Shares of several Chinese solar companies tumbled Tuesday because of investor fears about the repercussions to the Chinese solar industry from the pollution leaked by a JinkoSolar Holding Co. factory, which triggered violent protests and shut down production at the plant.
Jinko said it will clean up the pollution. The company said it would resume production at the plant, in Haining city west of Shanghai, within a few days.
"Such an event only serves to reinforce investor concerns of inferior quality and lower manufacturing standards" of Chinese solar manufacturers, said Jeffrey Bencik, an analyst for Kaufman Bros. Chinese solar companies sell products more cheaply than their U.S. and European competitors do because of quality concerns, said Bencik. The production problems at the Jinko plant could worsen investors' perception of quality and weigh on pricing for Chinese solar products.
Jinko Solar's U.S. shares dropped 52 cents, or 8 percent, to $5.98 in late trading, their lowest point since the company's initial public offering in May 2010. In the past three months, Jinko's shares have tumbled 74 percent.
Chinese authorities said the factory had failed to address earlier environmental complaints and that the protests followed mass fish deaths in late August due to runoff from heavy rains.
The episode suggests that solar power, while it can reduce the need for burning heavily polluting coal and other fossil fuels, can also be a risk to the environment.
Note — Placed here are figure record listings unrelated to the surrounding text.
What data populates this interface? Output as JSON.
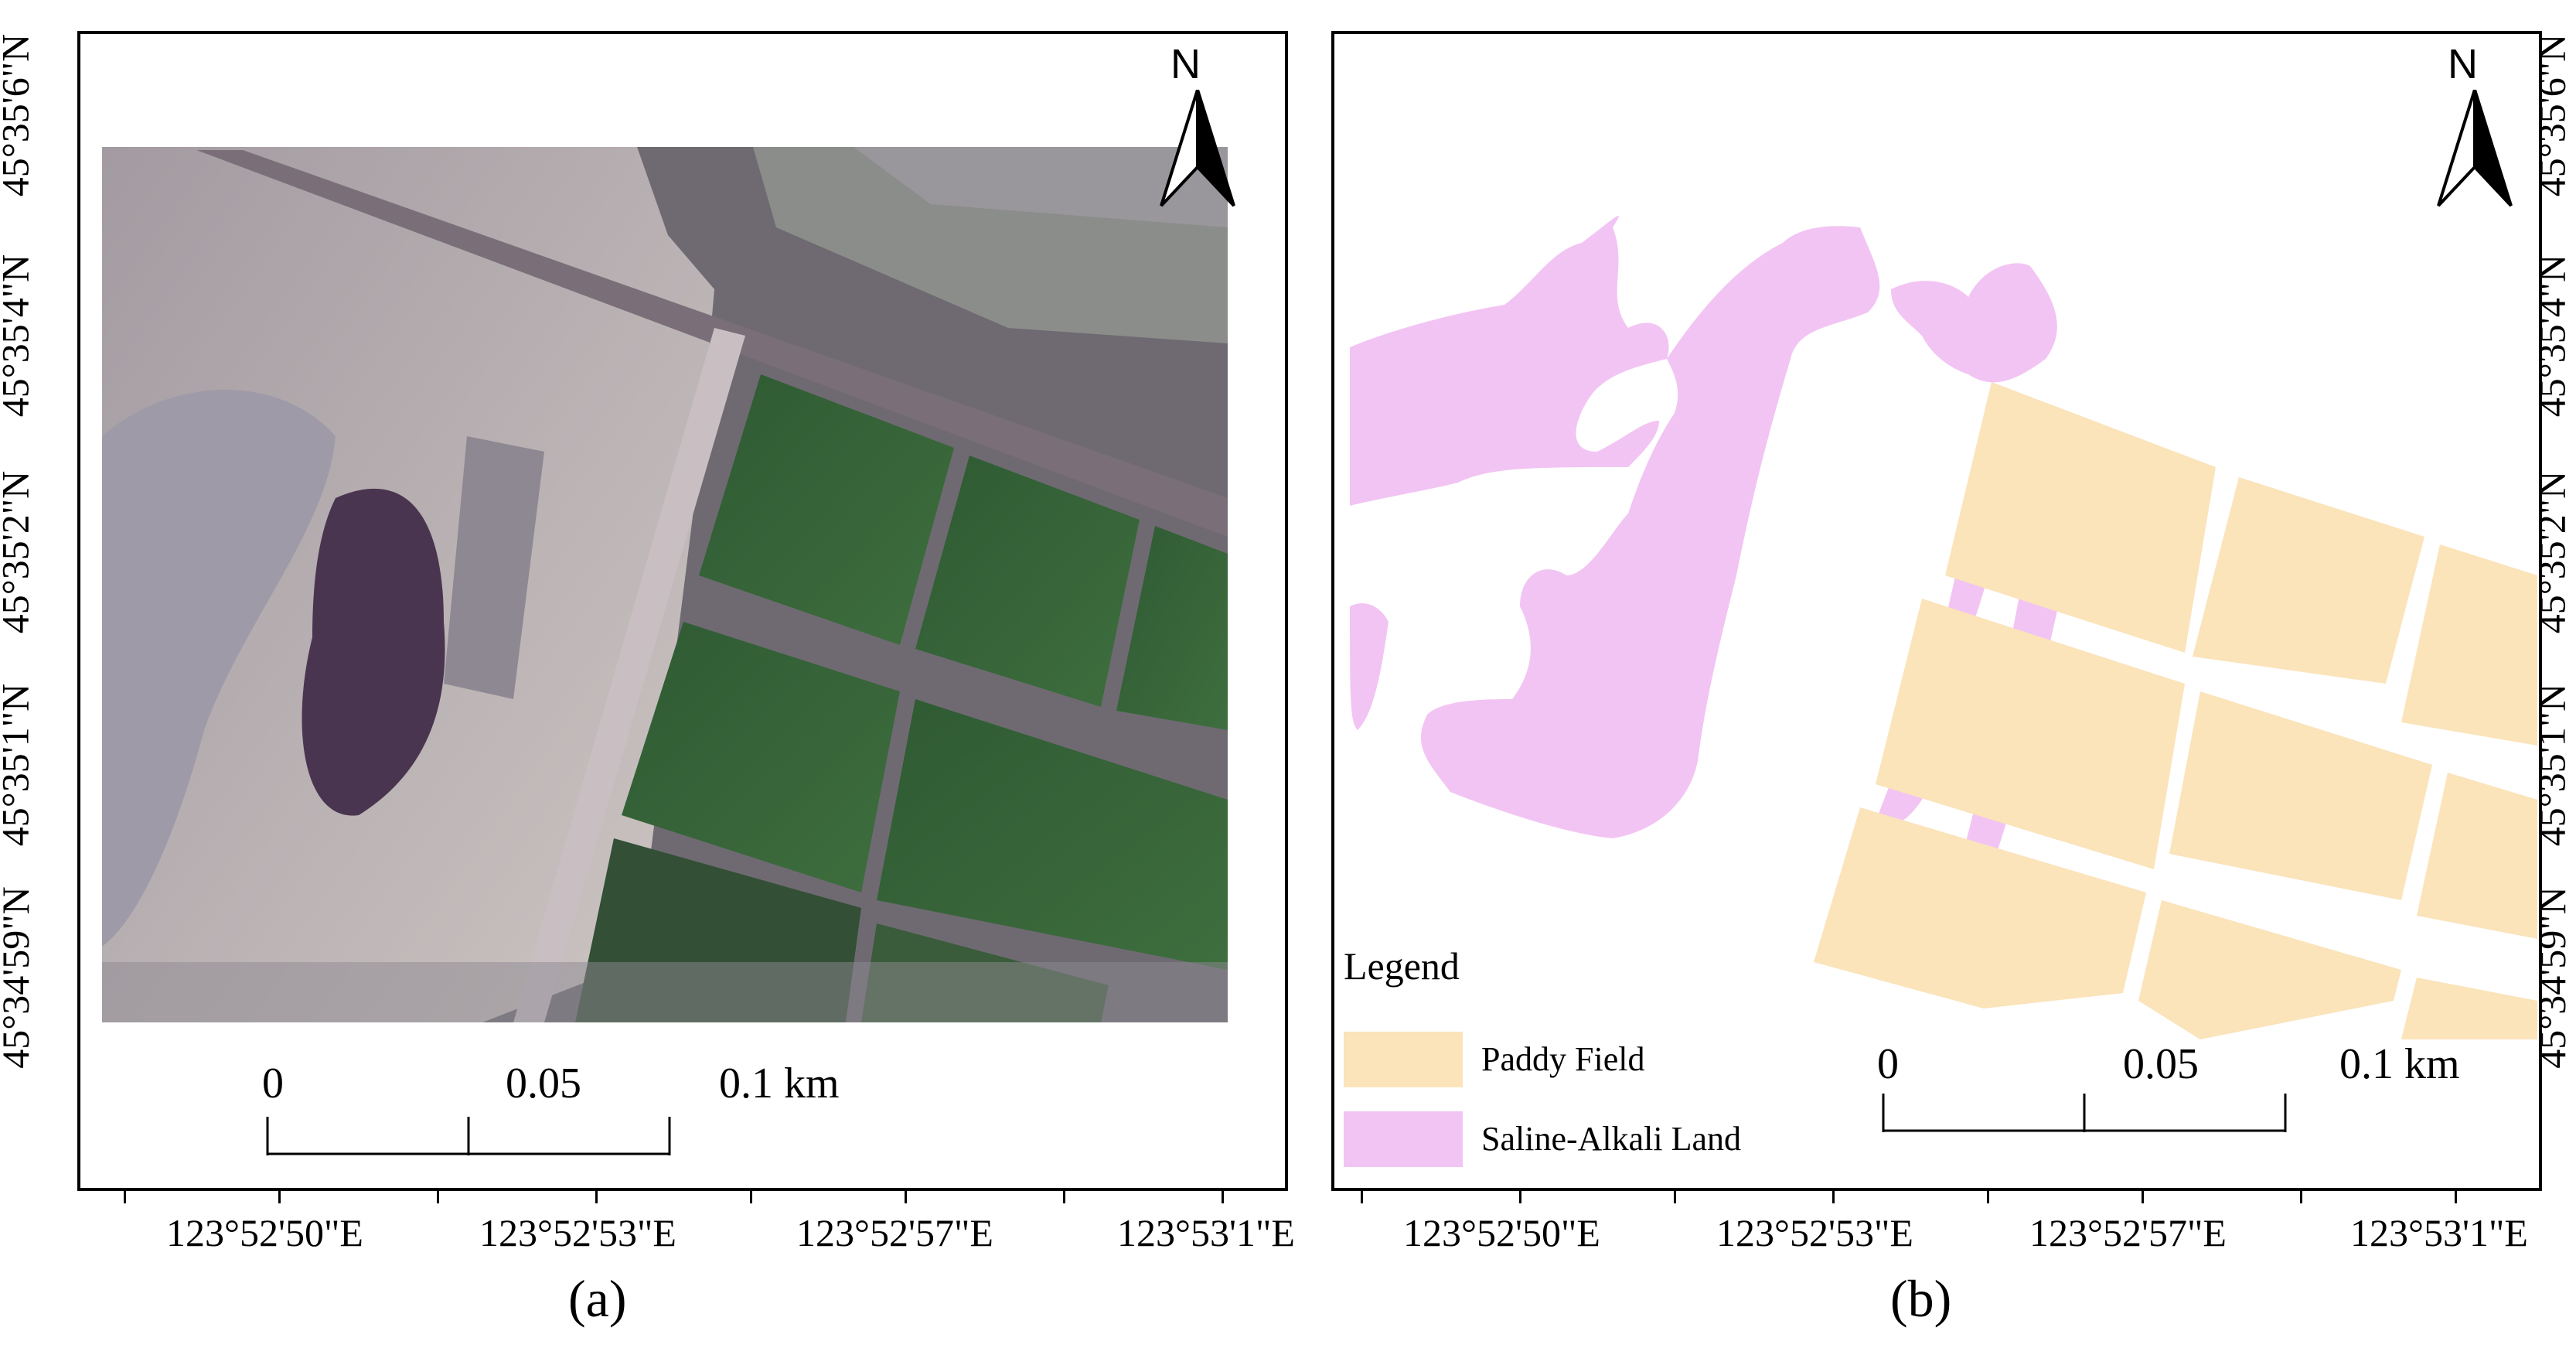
{
  "panels": [
    {
      "caption": "(a)",
      "lat_labels": [
        "45°35'6\"N",
        "45°35'4\"N",
        "45°35'2\"N",
        "45°35'1\"N",
        "45°34'59\"N"
      ],
      "lon_labels": [
        "123°52'50\"E",
        "123°52'53\"E",
        "123°52'57\"E",
        "123°53'1\"E"
      ],
      "scale": {
        "labels": [
          "0",
          "0.05",
          "0.1 km"
        ]
      },
      "north_label": "N"
    },
    {
      "caption": "(b)",
      "lat_labels": [
        "45°35'6\"N",
        "45°35'4\"N",
        "45°35'2\"N",
        "45°35'1\"N",
        "45°34'59\"N"
      ],
      "lon_labels": [
        "123°52'50\"E",
        "123°52'53\"E",
        "123°52'57\"E",
        "123°53'1\"E"
      ],
      "scale": {
        "labels": [
          "0",
          "0.05",
          "0.1 km"
        ]
      },
      "north_label": "N",
      "legend": {
        "title": "Legend",
        "items": [
          {
            "label": "Paddy Field",
            "color": "#fbe3ba"
          },
          {
            "label": "Saline-Alkali Land",
            "color": "#f2c4f3"
          }
        ]
      }
    }
  ],
  "colors": {
    "paddy": "#fbe3ba",
    "saline": "#f2c4f3"
  }
}
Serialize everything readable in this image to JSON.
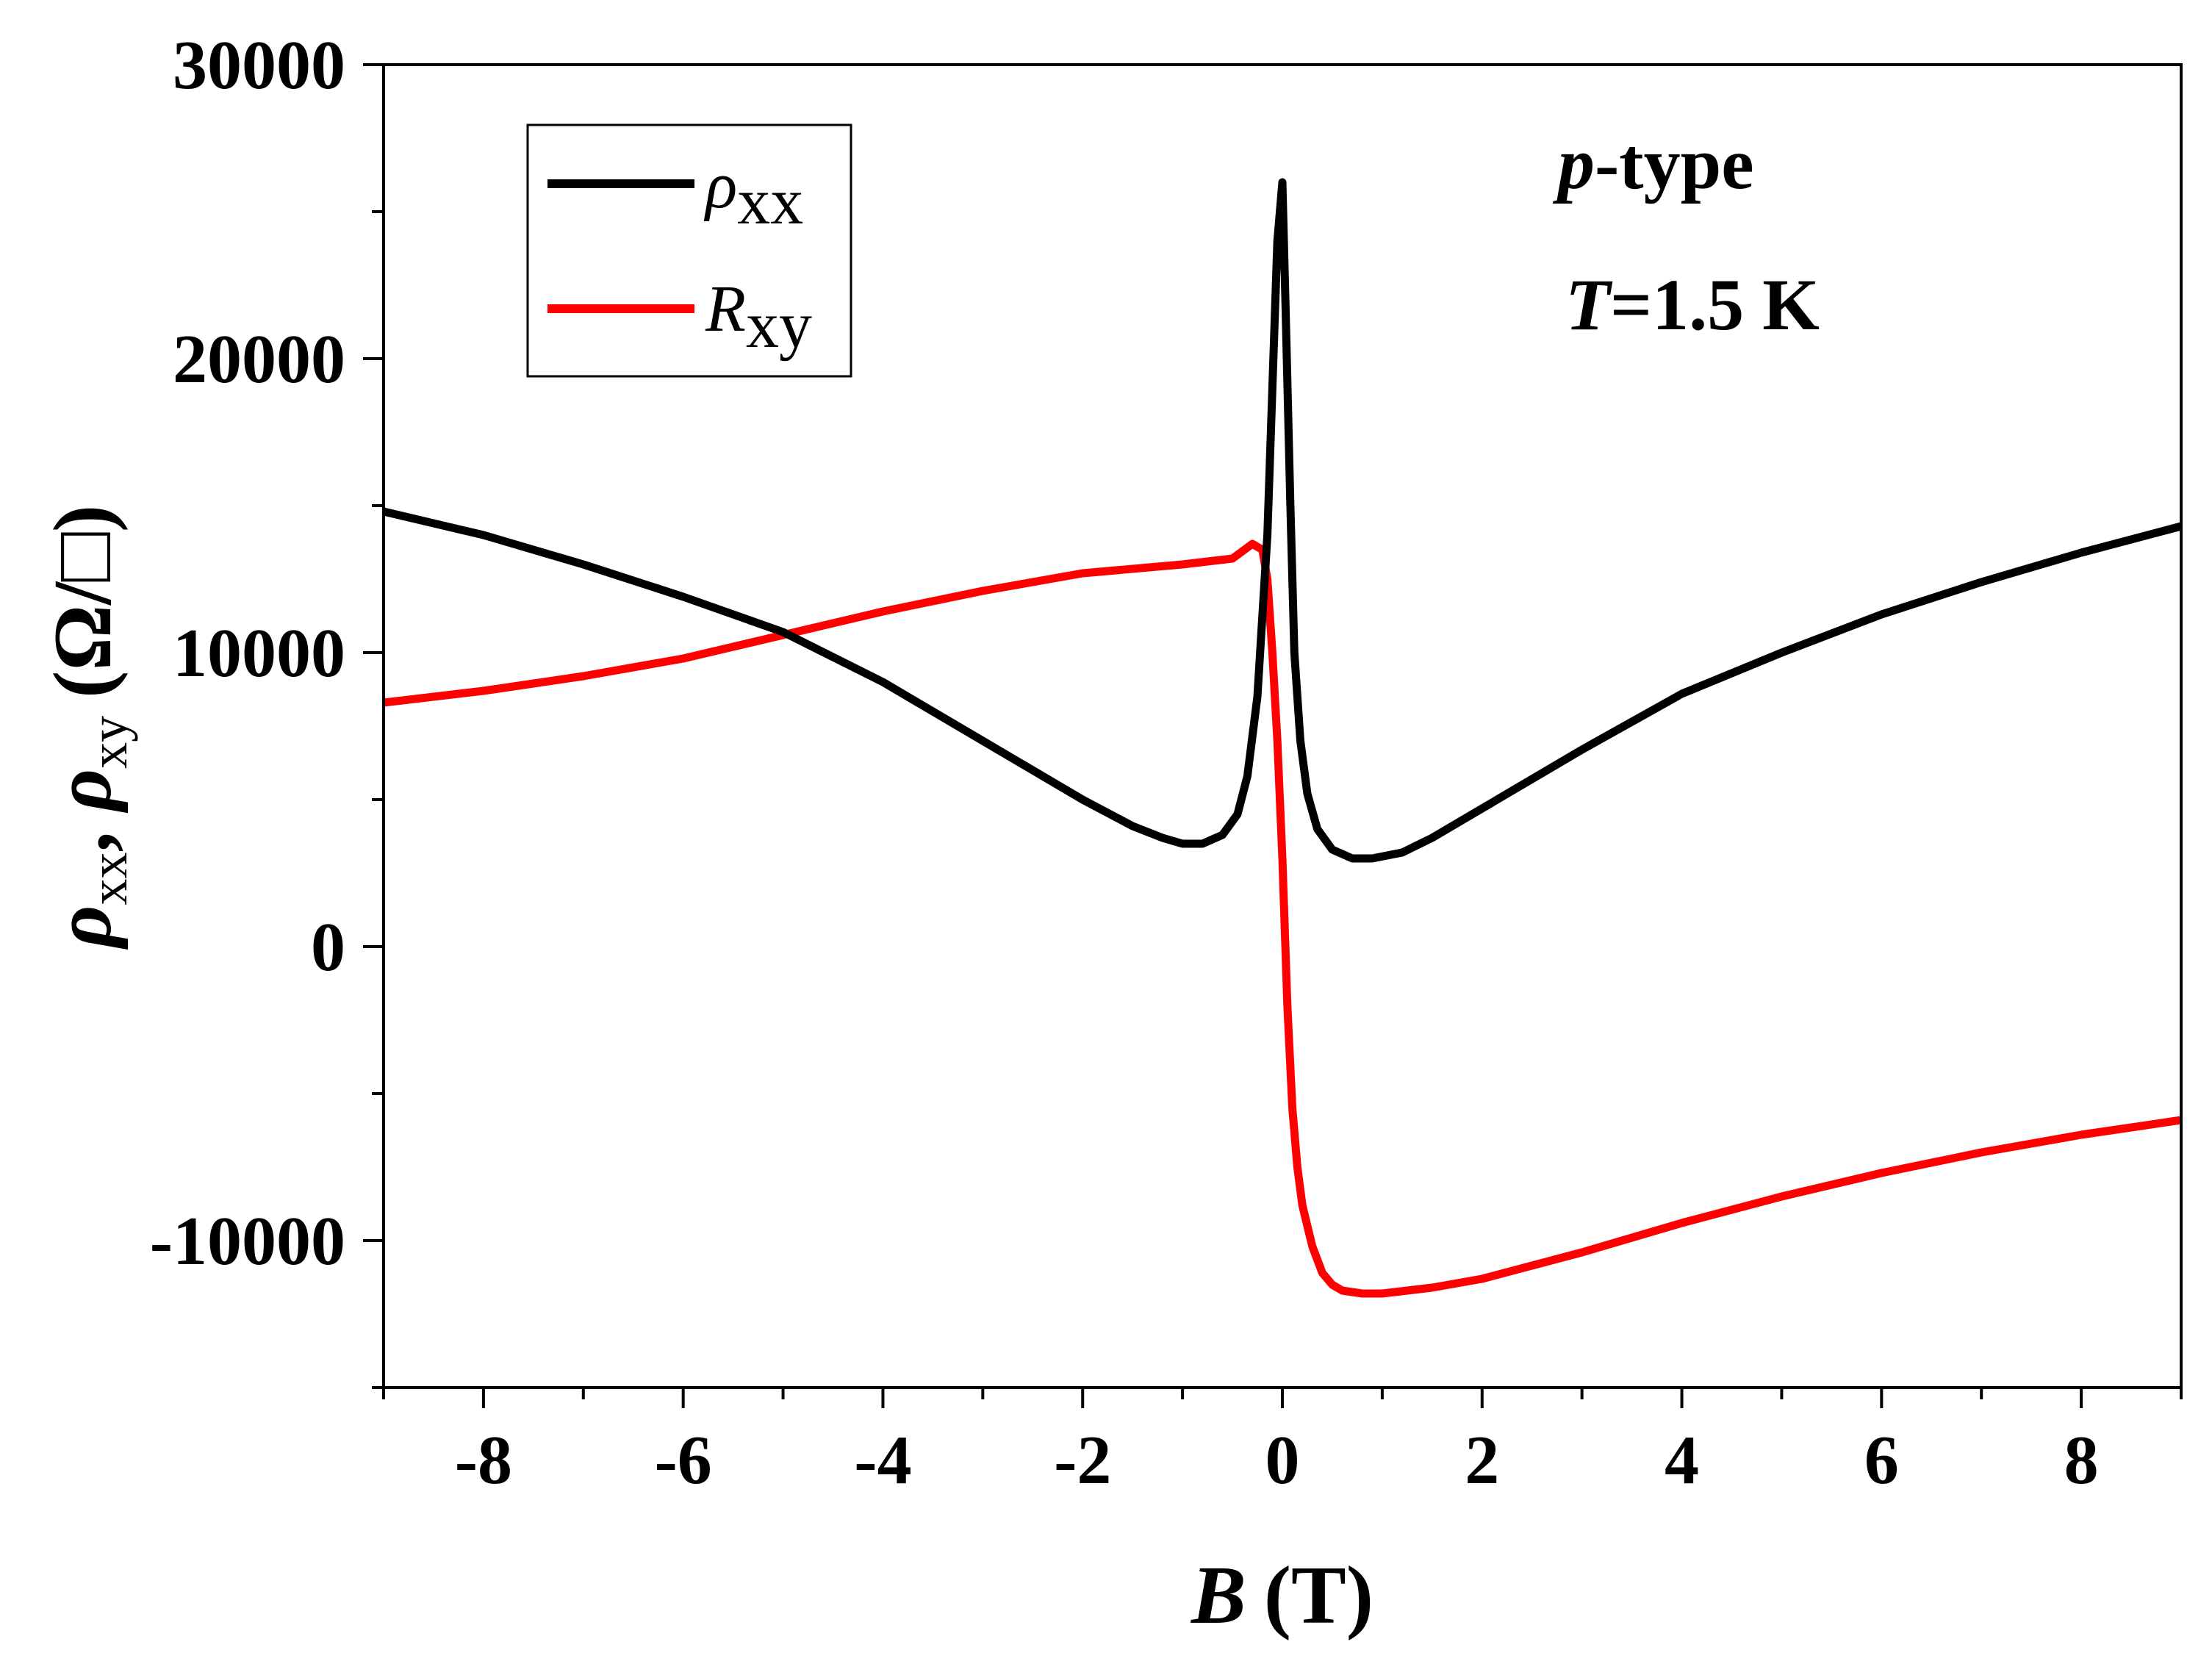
{
  "chart_data": {
    "type": "line",
    "title": "",
    "xlabel": "B (T)",
    "xlabel_symbol": "B",
    "xlabel_unit": "(T)",
    "ylabel": "ρxx, ρxy (Ω/□)",
    "ylabel_parts": {
      "rho1": "ρ",
      "sub1": "xx",
      "sep": ", ",
      "rho2": "ρ",
      "sub2": "xy",
      "unit": "(Ω/□)"
    },
    "xlim": [
      -9,
      9
    ],
    "ylim": [
      -15000,
      30000
    ],
    "xticks": [
      -8,
      -6,
      -4,
      -2,
      0,
      2,
      4,
      6,
      8
    ],
    "xtick_labels": [
      "-8",
      "-6",
      "-4",
      "-2",
      "0",
      "2",
      "4",
      "6",
      "8"
    ],
    "yticks": [
      -10000,
      0,
      10000,
      20000,
      30000
    ],
    "ytick_labels": [
      "-10000",
      "0",
      "10000",
      "20000",
      "30000"
    ],
    "grid": false,
    "legend_position": "top-left",
    "annotations": [
      {
        "symbol": "p",
        "text": "-type"
      },
      {
        "symbol": "T",
        "text": "=1.5 K"
      }
    ],
    "series": [
      {
        "name": "ρxx",
        "legend_symbol": "ρ",
        "legend_sub": "xx",
        "color": "#000000",
        "x": [
          -9,
          -8,
          -7,
          -6,
          -5,
          -4,
          -3,
          -2,
          -1.5,
          -1.2,
          -1.0,
          -0.8,
          -0.6,
          -0.45,
          -0.35,
          -0.25,
          -0.15,
          -0.1,
          -0.05,
          0,
          0.03,
          0.08,
          0.12,
          0.18,
          0.25,
          0.35,
          0.5,
          0.7,
          0.9,
          1.2,
          1.5,
          2,
          3,
          4,
          5,
          6,
          7,
          8,
          9
        ],
        "y": [
          14800,
          14000,
          13000,
          11900,
          10700,
          9000,
          7000,
          5000,
          4100,
          3700,
          3500,
          3500,
          3800,
          4500,
          5800,
          8500,
          14000,
          19000,
          24000,
          26000,
          22000,
          15000,
          10000,
          7000,
          5200,
          4000,
          3300,
          3000,
          3000,
          3200,
          3700,
          4700,
          6700,
          8600,
          10000,
          11300,
          12400,
          13400,
          14300
        ]
      },
      {
        "name": "Rxy",
        "legend_symbol": "R",
        "legend_sub": "xy",
        "color": "#ff0000",
        "x": [
          -9,
          -8,
          -7,
          -6,
          -5,
          -4,
          -3,
          -2,
          -1,
          -0.5,
          -0.3,
          -0.2,
          -0.15,
          -0.1,
          -0.05,
          0,
          0.05,
          0.1,
          0.15,
          0.2,
          0.3,
          0.4,
          0.5,
          0.6,
          0.8,
          1,
          1.5,
          2,
          3,
          4,
          5,
          6,
          7,
          8,
          9
        ],
        "y": [
          8300,
          8700,
          9200,
          9800,
          10600,
          11400,
          12100,
          12700,
          13000,
          13200,
          13700,
          13500,
          12500,
          10000,
          7000,
          3000,
          -2000,
          -5500,
          -7500,
          -8800,
          -10200,
          -11100,
          -11500,
          -11700,
          -11800,
          -11800,
          -11600,
          -11300,
          -10400,
          -9400,
          -8500,
          -7700,
          -7000,
          -6400,
          -5900
        ]
      }
    ]
  }
}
The process of producing photovoltaic cells uses various chemicals and materials that can also be toxic.
Among other Chinese solar companies, shares of Suntech Power Holdings Co. plunged 52 cents, or 15 percent, to $3.05; Trina Solar Ltd. dropped $1.30, or 14 percent, to $8.21; and LDK Solar Co. tumbled 53 cents, or 12 percent, to $4.13.
In addition, Yingli Green Energy Holding Co. dropped 30 cents, or 9 percent, to $3.27; Renesola Ltd. fell 26 cents, or 10 percent, to $2.38; and JA Solar Holdings Co. fell 18 cents, or 8 percent, to $2.02.